Between one- and two-thirds of respondents agreed with statements that their peers and instructors made derogatory comments or held negative attitudes towards patients with obesity. Respondents who were more concerned about their own weight or shape were more likely to endorse witnessing obesity bias among their peers and instructors. A very low rate (less than 5%) of respondents agreed that they personally found making jokes about patients with obesity to be acceptable, with significantly higher rates of agreement among those who reported more obesity bias on the UMB-FAT scale. Approximately one-third of respondents reported negative attitudes towards patients with obesity (e.g., finding them frustrating) and expected lack of compliance and success at making lifestyle changes among patients with obesity. Significantly more negative attitudes and treatment expectations were found among those who reported more obesity bias on the UMB-FAT scale. Interestingly, given that Dr. Attia’s attitudes towards obesity changed with life experience, increasing age predicted less negative attitudes towards patients with obesity. Finally, respondents who reported more obesity bias on the UMB-FAT scale were significantly more likely to attribute obesity to behavioral causes (e.g., overeating), and respondents who attributed obesity to behavioral causes were in turn more likely to endorse negative expectations regarding lifestyle changes among patients with obesity.

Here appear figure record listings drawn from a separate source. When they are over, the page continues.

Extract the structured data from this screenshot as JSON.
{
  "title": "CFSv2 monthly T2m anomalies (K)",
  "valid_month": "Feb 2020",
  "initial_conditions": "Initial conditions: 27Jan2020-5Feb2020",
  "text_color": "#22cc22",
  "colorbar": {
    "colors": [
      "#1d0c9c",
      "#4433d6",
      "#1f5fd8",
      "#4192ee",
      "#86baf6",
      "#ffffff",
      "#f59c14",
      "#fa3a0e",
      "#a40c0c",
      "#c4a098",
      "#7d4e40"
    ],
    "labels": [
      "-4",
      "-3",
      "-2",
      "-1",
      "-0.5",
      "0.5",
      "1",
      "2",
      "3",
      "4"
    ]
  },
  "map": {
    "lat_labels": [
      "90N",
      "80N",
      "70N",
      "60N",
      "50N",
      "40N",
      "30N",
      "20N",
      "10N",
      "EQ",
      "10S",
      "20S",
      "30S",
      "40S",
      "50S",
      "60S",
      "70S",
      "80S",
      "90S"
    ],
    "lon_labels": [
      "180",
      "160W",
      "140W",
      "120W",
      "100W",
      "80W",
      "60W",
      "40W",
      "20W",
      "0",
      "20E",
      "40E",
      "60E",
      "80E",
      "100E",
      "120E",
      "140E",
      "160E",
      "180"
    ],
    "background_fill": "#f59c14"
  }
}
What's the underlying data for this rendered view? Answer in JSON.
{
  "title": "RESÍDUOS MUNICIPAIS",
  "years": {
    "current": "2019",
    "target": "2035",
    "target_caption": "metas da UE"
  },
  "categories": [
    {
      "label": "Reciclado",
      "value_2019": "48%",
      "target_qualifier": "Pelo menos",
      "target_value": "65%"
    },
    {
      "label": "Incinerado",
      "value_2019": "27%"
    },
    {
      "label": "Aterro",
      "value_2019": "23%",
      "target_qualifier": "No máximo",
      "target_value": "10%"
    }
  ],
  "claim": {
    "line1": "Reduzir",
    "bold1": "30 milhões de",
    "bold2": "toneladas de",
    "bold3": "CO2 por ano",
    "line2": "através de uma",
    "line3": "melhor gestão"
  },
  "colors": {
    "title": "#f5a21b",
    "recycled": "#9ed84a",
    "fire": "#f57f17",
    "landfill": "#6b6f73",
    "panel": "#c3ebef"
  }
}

The authors note several limitations of their study, including the fact that the respondents were neither a random nor representative sample of trainees in all healthcare disciplines. They also note that they did not compare how respondents’ obesity bias compared to their bias towards other patient characteristics. When reading the article, I found myself wondering whether the same respondents who expressed doubts that patients with obesity would be successful with lifestyle change would also express doubts that, say, patients with lower back pain would comply with physical therapy. Importantly, the authors note the importance of future research examining whether obesity bias among trainees affects their actual interactions with patients, or patient outcomes. Patients with obesity deserve the same compassion, respect, and quality of care as any other patient. For one, the causes of obesity are incredibly complex, and assumptions about why a particular patient is obese are unlikely to be correct. Further, even if someone were “at fault” for their own obesity, that doesn’t mean we should alter how we treat them; we don’t withhold compassion from someone who broke their back while skiing, which most people would consider a choice. As the authors point out, training to reduce obesity bias among healthcare professionals, including trainees, is essential. Such training should include education on the complex causes of obesity and the difficulty of returning to and maintaining a normal weight after being obese.
References
Puhl RM, Luedicke J, & Grilo CM (2013). Obesity bias in training: Attitudes, beliefs, and observations among advanced trainees in professional health disciplines. Obesity.